The issue looked simple:

  1. A user deletes their last organisation
  2. …but they still receive marketing emails.

Root cause: Their contact remains in Loops (the marketing platform).

From an engineering perspective, the solution felt obvious: if a user has zero organisations, remove them from Loops.

So I implemented exactly that:

  • Added deleteContact() to LoopsClient
  • Wired it into the org deletion flow
  • Guarded it so it only runs when the last org is deleted
  • Treated 404 as success (contact already gone)
  • Added unit tests
  • Covered edge cases

Clean. Deterministic. Production-safe.

The Result?

PR closed.

Not due to code quality. The maintainer explained:

  • Deleting an organisation is not the same as deleting a user.
  • Marketing should be tied to the user, not the organisation.
  • They don't yet have a full automated account deletion flow.

And then the most startup sentence ever:

We currently do this manually when users contact us.

What Actually Happened

I assumed: System exit → no more emails.

They're operating on: Org deleted ≠ user deleted ≠ lead lost.

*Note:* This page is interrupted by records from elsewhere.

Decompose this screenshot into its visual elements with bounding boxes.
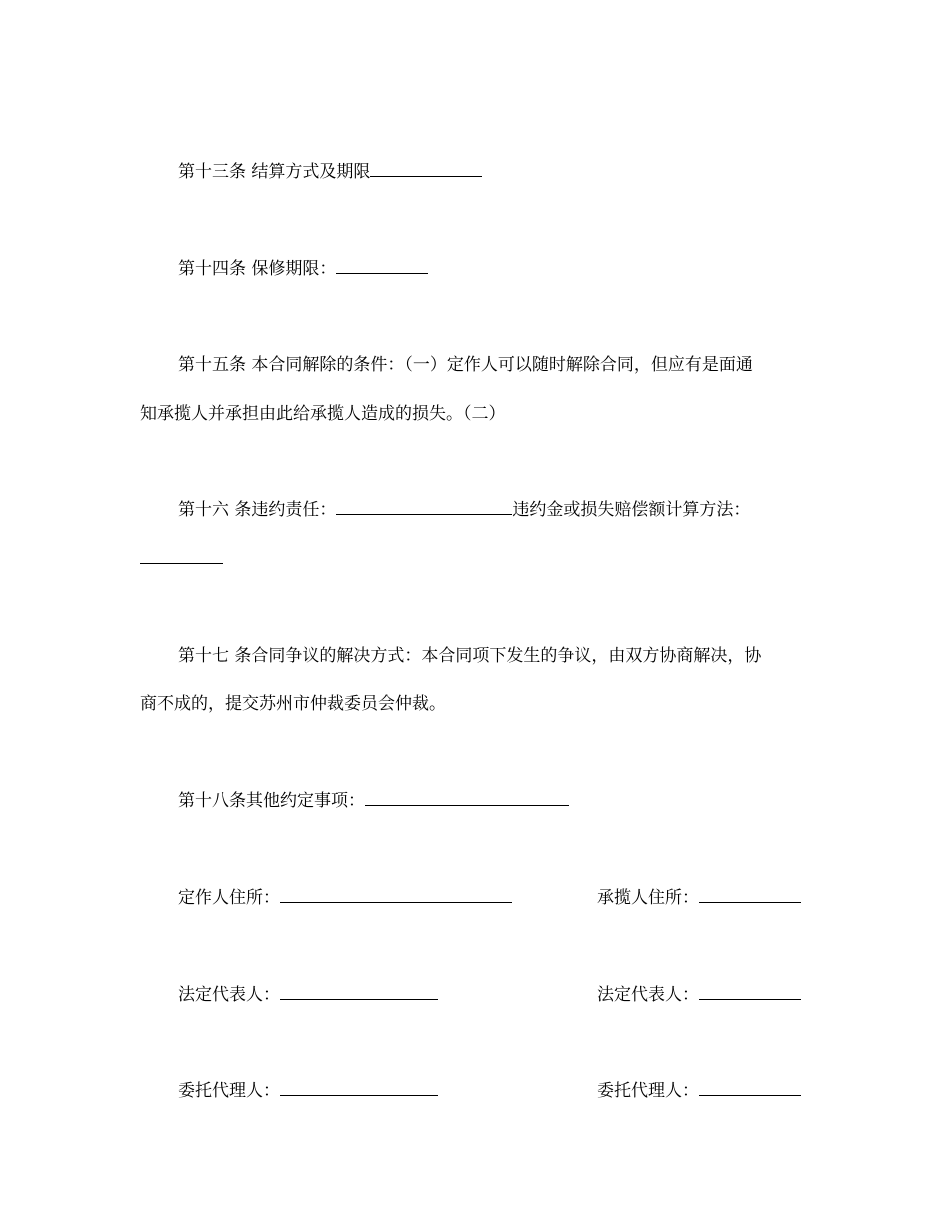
clause-16-text-b: 违约金或损失赔偿额计算方法： (512, 500, 751, 520)
client-address (178, 886, 512, 910)
contractor-agent (597, 1079, 801, 1103)
clause-17-line-1: 第十七 条合同争议的解决方式：本合同项下发生的争议，由双方协商解决，协 (178, 646, 762, 666)
client-legal-rep (178, 983, 438, 1007)
contractor-address (597, 886, 801, 910)
clause-16 (178, 498, 750, 522)
contractor-agent-blank (699, 1079, 801, 1096)
client-legal-rep-blank (280, 983, 438, 1000)
client-agent-blank (280, 1079, 438, 1096)
clause-14-text: 第十四条 保修期限： (178, 259, 337, 279)
clause-18-blank (365, 789, 569, 806)
clause-18 (178, 789, 569, 813)
clause-16-blank-a (336, 498, 512, 515)
clause-16-line-2 (140, 547, 223, 571)
client-address-label: 定作人住所： (178, 888, 280, 908)
clause-16-blank-b (140, 547, 223, 564)
clause-13-blank (370, 160, 482, 177)
contractor-legal-rep-blank (699, 983, 801, 1000)
contractor-agent-label: 委托代理人： (597, 1081, 699, 1101)
contractor-address-blank (699, 886, 801, 903)
clause-15-line-2: 知承揽人并承担由此给承揽人造成的损失。（二） (140, 404, 506, 424)
client-legal-rep-label: 法定代表人： (178, 985, 280, 1005)
clause-15-line-1: 第十五条 本合同解除的条件：（一）定作人可以随时解除合同，但应有是面通 (178, 355, 753, 375)
client-agent-label: 委托代理人： (178, 1081, 280, 1101)
client-agent (178, 1079, 438, 1103)
contractor-legal-rep-label: 法定代表人： (597, 985, 699, 1005)
client-address-blank (280, 886, 512, 903)
clause-16-text-a: 第十六 条违约责任： (178, 500, 337, 520)
clause-17-line-2: 商不成的，提交苏州市仲裁委员会仲裁。 (140, 694, 446, 714)
clause-14-blank (336, 257, 428, 274)
contractor-address-label: 承揽人住所： (597, 888, 699, 908)
contractor-legal-rep (597, 983, 801, 1007)
clause-13-text: 第十三条 结算方式及期限 (178, 162, 371, 182)
clause-18-text: 第十八条其他约定事项： (178, 791, 365, 811)
clause-13 (178, 160, 482, 184)
clause-14 (178, 257, 428, 281)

This wasn't an engineering disagreement. It was a product + growth decision. Classic SaaS.

Important Distinction

This wasn't a bad PR. This was a product decision override.

The code was fine. Tests were there. Edge cases handled.

But the funnel mattered more.

The Real Win

Even without a merge, I gained:

  • Experience navigating a production codebase
  • External API integration
  • Testable client abstraction
  • Edge-case driven design
  • Maintainer feedback
  • A glimpse into startup product reality

That's value.

Takeaway

Open source isn't just about code.

Sometimes you learn:

  • How GDPR gets postponed
  • How growth beats engineering
  • How a "bug" can be intentional behaviour

And that's part of the journey.


TL;DR: I fixed the bug. The PR was closed. It was a product call. Still 100% worth it.